Suppose that $X_1, X_2, …, X_n$ is a random sample from a distribution with pdf
$f(x;\theta) = \frac{\theta^3}{2}x^2e^{-\theta x}, 0<x<\infty$
Find MLE $\hat{\theta}$ of $\theta$ and determine if it is unbiased
Show that the MLE is a complete sufficient statistics for $\theta$.

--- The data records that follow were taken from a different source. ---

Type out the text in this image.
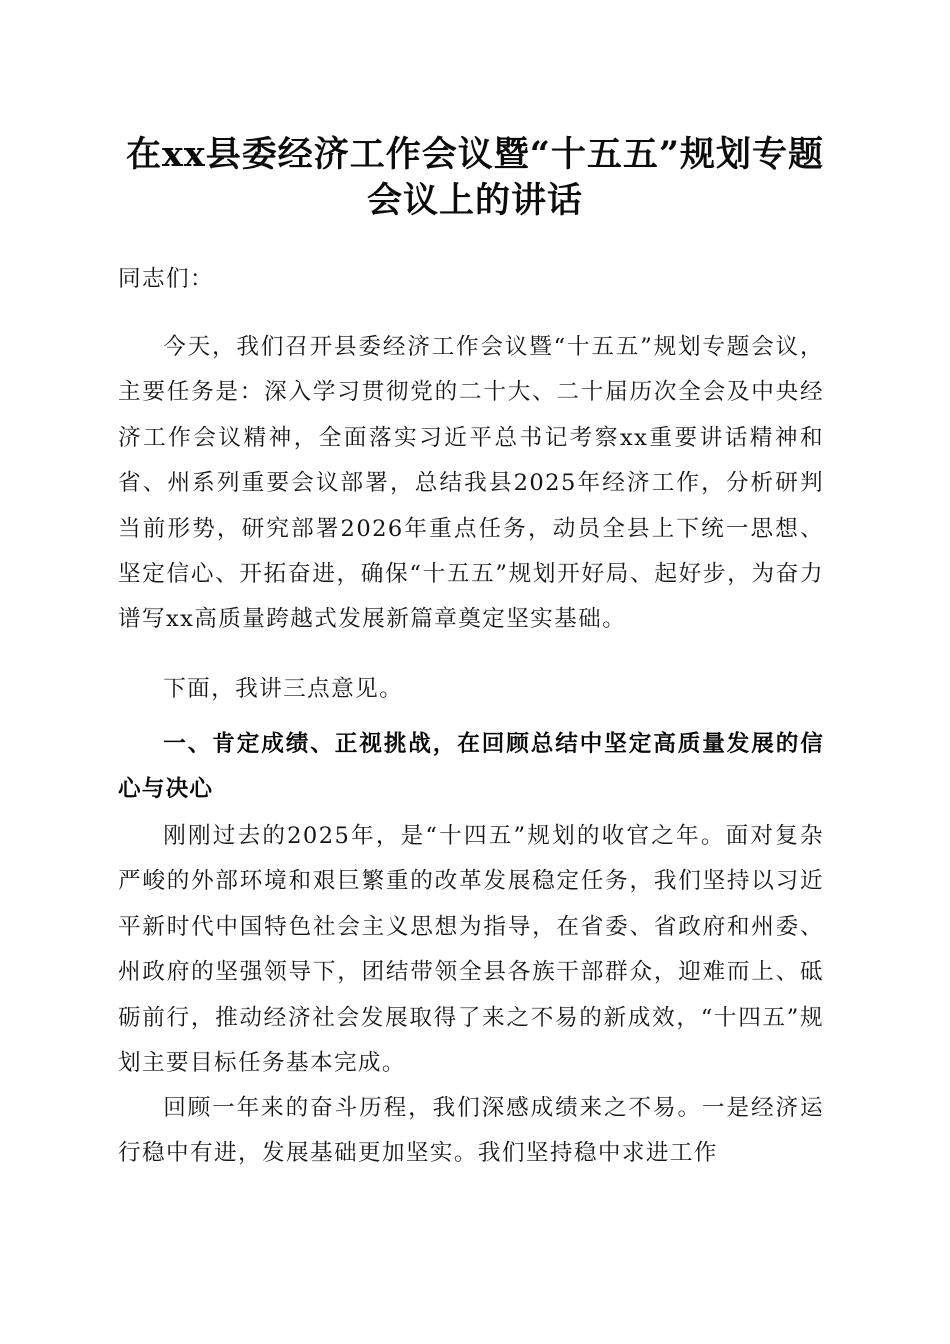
在xx县委经济工作会议暨“十五五”规划专题会议上的讲话

同志们：

今天，我们召开县委经济工作会议暨“十五五”规划专题会议，主要任务是：深入学习贯彻党的二十大、二十届历次全会及中央经济工作会议精神，全面落实习近平总书记考察xx重要讲话精神和省、州系列重要会议部署，总结我县2025年经济工作，分析研判当前形势，研究部署2026年重点任务，动员全县上下统一思想、坚定信心、开拓奋进，确保“十五五”规划开好局、起好步，为奋力谱写xx高质量跨越式发展新篇章奠定坚实基础。

下面，我讲三点意见。

一、肯定成绩、正视挑战，在回顾总结中坚定高质量发展的信心与决心

刚刚过去的2025年，是“十四五”规划的收官之年。面对复杂严峻的外部环境和艰巨繁重的改革发展稳定任务，我们坚持以习近平新时代中国特色社会主义思想为指导，在省委、省政府和州委、州政府的坚强领导下，团结带领全县各族干部群众，迎难而上、砥砺前行，推动经济社会发展取得了来之不易的新成效，“十四五”规划主要目标任务基本完成。

回顾一年来的奋斗历程，我们深感成绩来之不易。一是经济运行稳中有进，发展基础更加坚实。我们坚持稳中求进工作
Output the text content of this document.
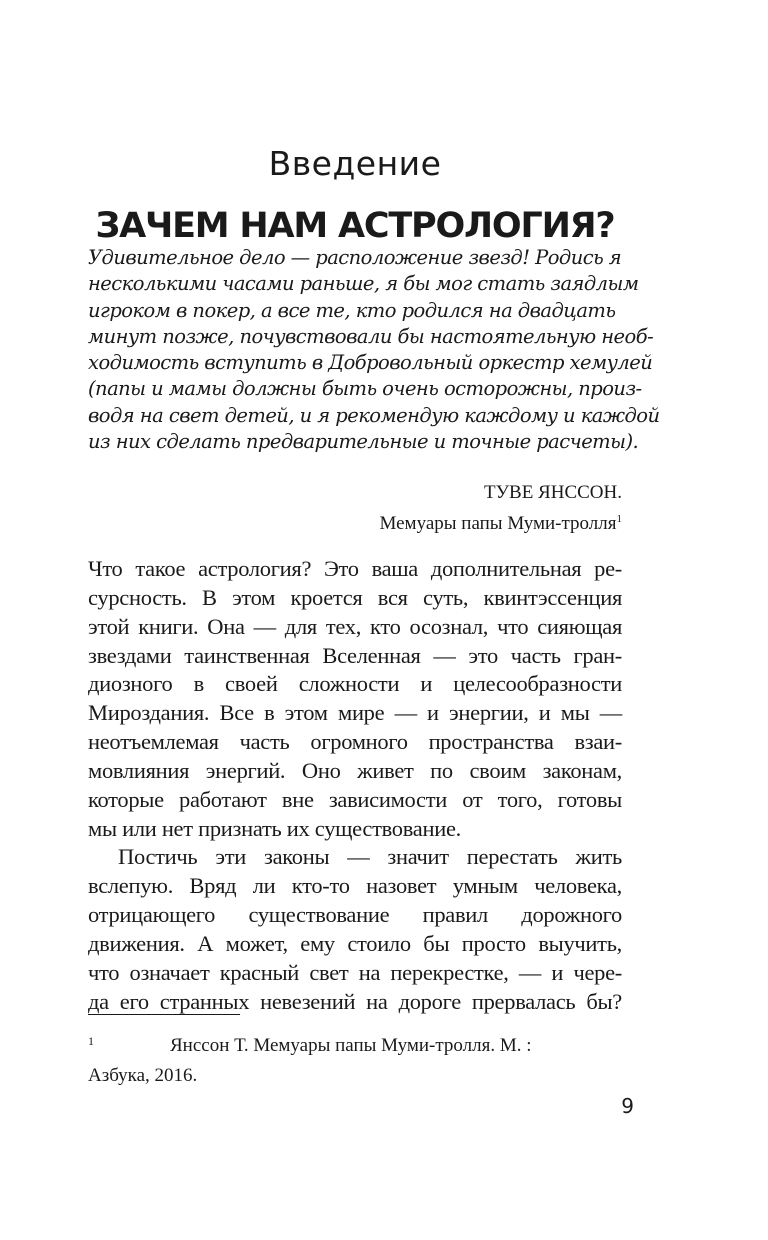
Введение
ЗАЧЕМ НАМ АСТРОЛОГИЯ?
Удивительное дело — расположение звезд! Родись я
несколькими часами раньше, я бы мог стать заядлым
игроком в покер, а все те, кто родился на двадцать
минут позже, почувствовали бы настоятельную необ-
ходимость вступить в Добровольный оркестр хемулей
(папы и мамы должны быть очень осторожны, произ-
водя на свет детей, и я рекомендую каждому и каждой
из них сделать предварительные и точные расчеты).
ТУВЕ ЯНССОН.
Мемуары папы Муми-тролля$^1$
Что такое астрология? Это ваша дополнительная ре-
сурсность. В этом кроется вся суть, квинтэссенция
этой книги. Она — для тех, кто осознал, что сияющая
звездами таинственная Вселенная — это часть гран-
диозного в своей сложности и целесообразности
Мироздания. Все в этом мире — и энергии, и мы —
неотъемлемая часть огромного пространства взаи-
мовлияния энергий. Оно живет по своим законам,
которые работают вне зависимости от того, готовы
мы или нет признать их существование.
Постичь эти законы — значит перестать жить
вслепую. Вряд ли кто-то назовет умным человека,
отрицающего существование правил дорожного
движения. А может, ему стоило бы просто выучить,
что означает красный свет на перекрестке, — и чере-
да его странных невезений на дороге прервалась бы?
1	Янссон Т. Мемуары папы Муми-тролля. М. :
Азбука, 2016.
9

Find the UMVUE of $\theta$
Here's what I did:
The likelihood function
$L(\theta) = \prod_{i=1}^{n} \frac{\theta^3}{2}x^2e^{-\theta x}$
Take log and differentiate,
$l'(\theta) = \frac{3n}{\theta}-n\bar{x}$
Therefore, $\hat{\theta}^{MLE} = \frac{3}{\bar{X}}$
I know that to find unbiasedness I need to show $E[\hat{\theta}] = \theta$, but I can't seem to do the computation.
Best Answer
$$E[\hat\theta]=3n\cdot E\left[\frac1{\sum_{i=1}^nX_i}\right]$$$X_i$ are IID Erlang distributions $\gamma(\theta,3)$, and so is $Y=\sum_{i=1}^nX_i\implies Y\sim\gamma(\theta,3n)$. So $$E[1/Y]=\int_0^\infty\frac1yf_Y(y)dy=\int_0^\infty\frac1y\left(\frac{\theta^{3n}y^{3n-1}e^{-{\theta y}}}{\Gamma(3n)}\right)dy=\theta\cdot\frac{\Gamma(3n-1)}{\Gamma(3n)}=\frac{\theta}{3n-1}$$giving that the MLE is biased.